人間にとって経験は新しいジャンルの開拓、見聞による情報の捜索と、もはや冒険とも言える。その『依頼人』にとっての冒険がゲームであったのだろう。ゲームで知り合った仲間が身内の誰かに対して怒りをぶつけているものを見てしまった『依頼人』は心当たりがなくもないというところから気にしてしまっている。何かしてしまった。

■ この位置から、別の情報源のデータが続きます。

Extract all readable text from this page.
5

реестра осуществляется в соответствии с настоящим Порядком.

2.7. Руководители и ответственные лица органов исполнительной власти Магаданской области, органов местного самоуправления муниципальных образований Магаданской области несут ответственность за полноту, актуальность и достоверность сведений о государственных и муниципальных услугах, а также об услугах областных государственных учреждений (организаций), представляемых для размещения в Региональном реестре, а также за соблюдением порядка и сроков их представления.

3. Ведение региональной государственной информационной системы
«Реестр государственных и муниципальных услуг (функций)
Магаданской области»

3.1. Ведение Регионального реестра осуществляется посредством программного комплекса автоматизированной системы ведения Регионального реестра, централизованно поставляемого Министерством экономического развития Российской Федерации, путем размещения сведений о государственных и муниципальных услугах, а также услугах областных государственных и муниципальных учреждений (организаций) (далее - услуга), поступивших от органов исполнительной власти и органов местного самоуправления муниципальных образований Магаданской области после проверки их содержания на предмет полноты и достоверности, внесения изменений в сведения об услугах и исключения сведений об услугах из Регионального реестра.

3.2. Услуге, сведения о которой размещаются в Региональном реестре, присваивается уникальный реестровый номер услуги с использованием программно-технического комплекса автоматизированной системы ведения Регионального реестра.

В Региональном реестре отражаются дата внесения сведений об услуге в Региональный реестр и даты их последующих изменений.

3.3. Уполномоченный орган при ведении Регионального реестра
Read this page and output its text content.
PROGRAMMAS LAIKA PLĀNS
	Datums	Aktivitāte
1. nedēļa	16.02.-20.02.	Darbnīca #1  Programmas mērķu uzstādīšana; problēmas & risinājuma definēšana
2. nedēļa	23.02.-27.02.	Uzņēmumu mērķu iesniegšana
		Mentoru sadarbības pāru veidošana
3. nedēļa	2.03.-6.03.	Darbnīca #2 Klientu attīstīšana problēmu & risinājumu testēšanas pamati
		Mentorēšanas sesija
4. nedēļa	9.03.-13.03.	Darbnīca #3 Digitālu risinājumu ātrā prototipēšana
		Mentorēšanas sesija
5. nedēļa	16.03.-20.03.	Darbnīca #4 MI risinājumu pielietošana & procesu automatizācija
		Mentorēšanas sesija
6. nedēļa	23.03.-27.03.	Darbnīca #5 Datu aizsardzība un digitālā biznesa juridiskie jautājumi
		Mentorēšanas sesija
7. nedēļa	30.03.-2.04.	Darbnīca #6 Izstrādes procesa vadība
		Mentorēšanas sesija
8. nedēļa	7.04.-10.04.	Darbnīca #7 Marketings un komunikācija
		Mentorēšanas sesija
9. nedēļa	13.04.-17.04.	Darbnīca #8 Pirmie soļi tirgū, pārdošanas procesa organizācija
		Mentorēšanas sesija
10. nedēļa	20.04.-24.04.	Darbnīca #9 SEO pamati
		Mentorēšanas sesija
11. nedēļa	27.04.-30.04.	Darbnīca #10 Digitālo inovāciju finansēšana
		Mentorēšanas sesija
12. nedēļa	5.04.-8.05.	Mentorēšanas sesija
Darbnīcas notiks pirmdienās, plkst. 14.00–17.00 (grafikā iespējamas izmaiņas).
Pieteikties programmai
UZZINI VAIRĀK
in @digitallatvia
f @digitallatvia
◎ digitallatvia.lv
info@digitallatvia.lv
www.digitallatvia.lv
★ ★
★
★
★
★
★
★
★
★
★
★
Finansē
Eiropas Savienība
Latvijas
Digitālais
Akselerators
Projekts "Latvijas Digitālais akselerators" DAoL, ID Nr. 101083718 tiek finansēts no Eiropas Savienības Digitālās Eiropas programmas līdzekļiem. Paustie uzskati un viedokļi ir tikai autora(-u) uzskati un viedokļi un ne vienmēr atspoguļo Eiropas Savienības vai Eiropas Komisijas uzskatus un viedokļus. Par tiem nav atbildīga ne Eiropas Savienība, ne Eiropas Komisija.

人間はそう考えるとどんどん悪い方向に考えてしまう、実に悲しいものではあるがそれが人間の本質なのだと探偵は考えている。


「だが、確証はないんだろう?」


「確証は…ないですけど…、いや、多分確証を持つのが怖いっていうのが、あるのかもしれないです…。」


もし本当に、それが自分に対する文句であったら。もし自分が嫌われていたら…その不安が本物であって欲しくないからか『依頼人』は本当のことを知るのを避けた、ということだろう。


〜〜〜〜〜〜〜〜〜〜〜〜〜〜〜〜〜〜〜〜〜〜


一言で言ってしまえば心配しすぎ、であった。


「ネット上で知り合った仲間なんて基本意見なんて合わない。そんなの普通だろうに…。」


「ネット上で知り合った人ってそんな簡単に関係が崩れるものなんですか?」


助手の純粋な疑問が投げかけられる。


「簡単に崩れるさ、リアルで会うような関係じゃないっていうのは普通よりも言葉が重要になるんだ。たった一言で嫌われる、なんてこと普通だぞ?」


「…私は、それ以上に探偵さんの言葉が結構刺さりましたけどね。」


『依頼人』が帰った後も最初に言った言葉をまだ覚えていたようだ。


「悪かったって。でも、それと同じだ。今みたいにたった一言でネットの関係は崩れていく。」


それをちょうどいい例えにし、その場はお茶を濁すことにした。